As fancy as it was to have support for TrueType Font files, the rendering process for characters was pretty horrendous. That’s because each character or glyph was loaded into its own internal texture. Then when it was time to draw some text on screen each character would require their own texture bind. Suddenly a short sentence with 100 characters would have hundreds of texture binds sending performance down the toilet.
While using a texture array could help solve this problem, we opted for a more traditional approach of using bitmaps. This is by far a more performance option but it has one major drawback, because the bitmap is saved in pixel space, large font sizes tend to look horrendous as the pixel edges can easily be seen.

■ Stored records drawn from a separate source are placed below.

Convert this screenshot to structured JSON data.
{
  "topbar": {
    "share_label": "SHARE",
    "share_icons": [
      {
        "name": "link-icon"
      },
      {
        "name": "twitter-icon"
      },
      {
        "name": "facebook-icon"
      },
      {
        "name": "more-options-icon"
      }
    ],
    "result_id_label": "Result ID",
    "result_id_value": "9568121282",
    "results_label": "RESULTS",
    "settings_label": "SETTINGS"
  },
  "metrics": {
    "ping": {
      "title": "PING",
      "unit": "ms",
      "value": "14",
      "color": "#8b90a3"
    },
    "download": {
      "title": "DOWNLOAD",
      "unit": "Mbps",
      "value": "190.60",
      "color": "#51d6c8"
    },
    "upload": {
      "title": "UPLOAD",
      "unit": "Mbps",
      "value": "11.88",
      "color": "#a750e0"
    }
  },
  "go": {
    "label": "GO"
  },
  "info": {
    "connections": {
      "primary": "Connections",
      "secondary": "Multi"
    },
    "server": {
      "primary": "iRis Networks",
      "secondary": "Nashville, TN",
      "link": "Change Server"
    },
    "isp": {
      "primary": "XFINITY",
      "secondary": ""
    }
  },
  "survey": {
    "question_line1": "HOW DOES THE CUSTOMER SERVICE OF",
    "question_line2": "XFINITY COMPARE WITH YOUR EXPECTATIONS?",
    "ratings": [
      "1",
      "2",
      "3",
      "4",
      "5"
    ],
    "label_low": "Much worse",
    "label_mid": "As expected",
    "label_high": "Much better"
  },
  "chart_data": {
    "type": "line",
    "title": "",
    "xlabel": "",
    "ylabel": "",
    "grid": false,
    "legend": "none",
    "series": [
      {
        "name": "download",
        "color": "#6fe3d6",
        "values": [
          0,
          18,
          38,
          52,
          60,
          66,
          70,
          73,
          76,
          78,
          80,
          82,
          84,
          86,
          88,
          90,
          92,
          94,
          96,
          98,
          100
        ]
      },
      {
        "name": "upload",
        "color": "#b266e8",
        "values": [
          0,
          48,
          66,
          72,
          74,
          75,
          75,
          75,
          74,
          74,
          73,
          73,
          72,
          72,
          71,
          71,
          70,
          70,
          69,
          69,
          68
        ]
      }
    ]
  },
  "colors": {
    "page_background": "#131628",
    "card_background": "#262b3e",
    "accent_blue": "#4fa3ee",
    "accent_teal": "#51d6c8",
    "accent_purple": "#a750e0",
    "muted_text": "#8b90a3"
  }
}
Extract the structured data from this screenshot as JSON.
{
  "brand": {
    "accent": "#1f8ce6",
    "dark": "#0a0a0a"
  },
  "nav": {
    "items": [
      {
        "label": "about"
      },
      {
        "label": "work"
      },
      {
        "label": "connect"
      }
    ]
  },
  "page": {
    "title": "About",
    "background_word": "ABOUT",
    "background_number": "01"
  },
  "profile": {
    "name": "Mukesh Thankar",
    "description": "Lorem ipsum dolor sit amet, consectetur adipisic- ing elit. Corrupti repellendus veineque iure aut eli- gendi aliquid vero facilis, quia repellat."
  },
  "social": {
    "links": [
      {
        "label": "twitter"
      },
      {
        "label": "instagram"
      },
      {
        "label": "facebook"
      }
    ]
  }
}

Fortunately, there is a fancy solution to this problem. It’s called Signed Distance Fields. These transform regular font Bitmaps into something that resembles a Heightmap. But using some fancy mathematics, we’re able to render large font sizes without any pixel artefacts appearing.
What’s more, Signed Distance Fields can also be used to generate fancy text effects such as Glow, Outlines, and even Drop Shadows at virtually zero performance costs.
Improvements: Code Quality
While the UI system may have been the primary focus of this update, a lot of improvements have been deployed across Bright Engine’s code architecture. Stuff like the new Memory Manager, and Universal Object System have helped eliminate thousands of lines of code from the project without sacrificing any functionality.
If we want to be specific, 7824 lines of redundant or duplicate code have been wiped out. This makes the code base far easier to maintain in the future as well as speeding up development and build times. And there are still plenty of more improvements to perform moving forward.
With Bright UI and the Interface Designer taking up the bulk of the development time for this update, not many existing bugs were squashed this time around. But we still managed to wipe out a few more bugs from the World Editor nonetheless.
- Fixed bug where Terrain Node Tree didn't clear old data when being re-generated (memory leak)
- Fixed bug where changing a setting in the Render Panel sometimes caused a crash
- Fixed bug where selected two audio objects sometimes caused a crash
- Fixed bug where adding Cameras into a group sometimes caused a crash
- Fixed bug where adding Targets into a group sometimes caused a crash
We’ve added a lot of new systems, and rewrote old ones in this update. This has undoubtedly spawned a whole new wave of bugs and stability problems that weren’t uncovered during internal testing. That’s why the next update is going to continue focusing on UI as well as the scripting system, bringing both up to speed with the rest of the editor.
Meanwhile, we’ve also got plans to begin integrating a basic physics system into the engine - the final piece needed for a minimum viable product! Collisions, and a universal wind simulation system are the first on the list for implementation. And if everything goes according to plan, Bright Engine will be faster, smarter, and more powerful in the next few months.